Resources for learning load balancing and building scaleable web apps? - bcheung

Hello.  I'm a skill and competent programmer but haven't really delved into the realms of server administration beyond a single server.  I'm working a project that requires me to scale an app across multiple servers as traffic increases and want to know some resources for learning the ins and outs.  Books, online resources, etc.  Load balancing, database clustering federating or whatever the terms are, software architecture and how to go about administrating the servers, etc.<p>I want it to be similar in nature to google's app engine in that once the app is built it scales automatically and I don't need to modify the code after the fact as things get bigger.
======
senthil_rajasek
Here is one,

<http://highscalability.com/>

I bookmarked an AskSlashdot thread on a similar topic a while ago but Slashdot
has archived the original thread so here is the google cache entry, look at
the O'Reilly books they should answer a lot of your questions.
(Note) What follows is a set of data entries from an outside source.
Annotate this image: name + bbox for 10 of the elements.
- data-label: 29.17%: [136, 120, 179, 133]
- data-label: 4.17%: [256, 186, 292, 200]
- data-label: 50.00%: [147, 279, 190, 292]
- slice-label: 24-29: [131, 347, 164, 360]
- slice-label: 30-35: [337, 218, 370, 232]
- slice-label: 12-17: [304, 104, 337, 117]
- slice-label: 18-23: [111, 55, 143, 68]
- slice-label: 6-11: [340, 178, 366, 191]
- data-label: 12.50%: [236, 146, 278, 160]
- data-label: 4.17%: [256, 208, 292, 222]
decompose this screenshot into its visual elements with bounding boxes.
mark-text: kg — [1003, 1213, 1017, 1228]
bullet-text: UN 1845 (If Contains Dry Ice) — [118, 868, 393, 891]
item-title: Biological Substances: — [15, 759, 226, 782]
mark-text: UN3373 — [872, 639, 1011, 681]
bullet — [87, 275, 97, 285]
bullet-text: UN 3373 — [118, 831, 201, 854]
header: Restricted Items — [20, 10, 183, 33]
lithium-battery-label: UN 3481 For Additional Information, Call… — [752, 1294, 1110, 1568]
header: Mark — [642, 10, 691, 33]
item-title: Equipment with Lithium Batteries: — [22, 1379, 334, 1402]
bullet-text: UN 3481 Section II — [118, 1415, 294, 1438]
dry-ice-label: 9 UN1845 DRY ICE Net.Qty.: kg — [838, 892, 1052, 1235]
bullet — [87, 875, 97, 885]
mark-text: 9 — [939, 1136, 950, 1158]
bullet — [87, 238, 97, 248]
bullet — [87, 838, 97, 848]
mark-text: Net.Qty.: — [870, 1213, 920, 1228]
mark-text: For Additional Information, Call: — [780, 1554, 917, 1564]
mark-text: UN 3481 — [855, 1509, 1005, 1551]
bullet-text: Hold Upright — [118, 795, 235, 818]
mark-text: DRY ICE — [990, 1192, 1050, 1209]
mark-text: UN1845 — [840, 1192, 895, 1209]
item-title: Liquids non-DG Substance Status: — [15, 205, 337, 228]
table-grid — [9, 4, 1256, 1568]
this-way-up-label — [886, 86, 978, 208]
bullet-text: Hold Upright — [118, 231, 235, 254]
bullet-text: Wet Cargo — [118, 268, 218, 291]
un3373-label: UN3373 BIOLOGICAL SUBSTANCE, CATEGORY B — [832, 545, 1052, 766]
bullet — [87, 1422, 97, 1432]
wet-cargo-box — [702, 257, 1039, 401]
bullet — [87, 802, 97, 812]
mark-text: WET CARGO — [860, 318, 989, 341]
[http://64.233.169.104/search?q=cache:eugOZQ5ltGwJ:ask.slashd...](http://64.233.169.104/search?q=cache:eugOZQ5ltGwJ:ask.slashdot.org/article.pl%3Fsid%3D07/08/23/1447220+Learning+high-
availability+server+side+development+site:slashdot.org&hl=en&ct=clnk&cd=1&gl=us)

A final word of caution though, There is no silver bullet. You are your
applications best scalability expert.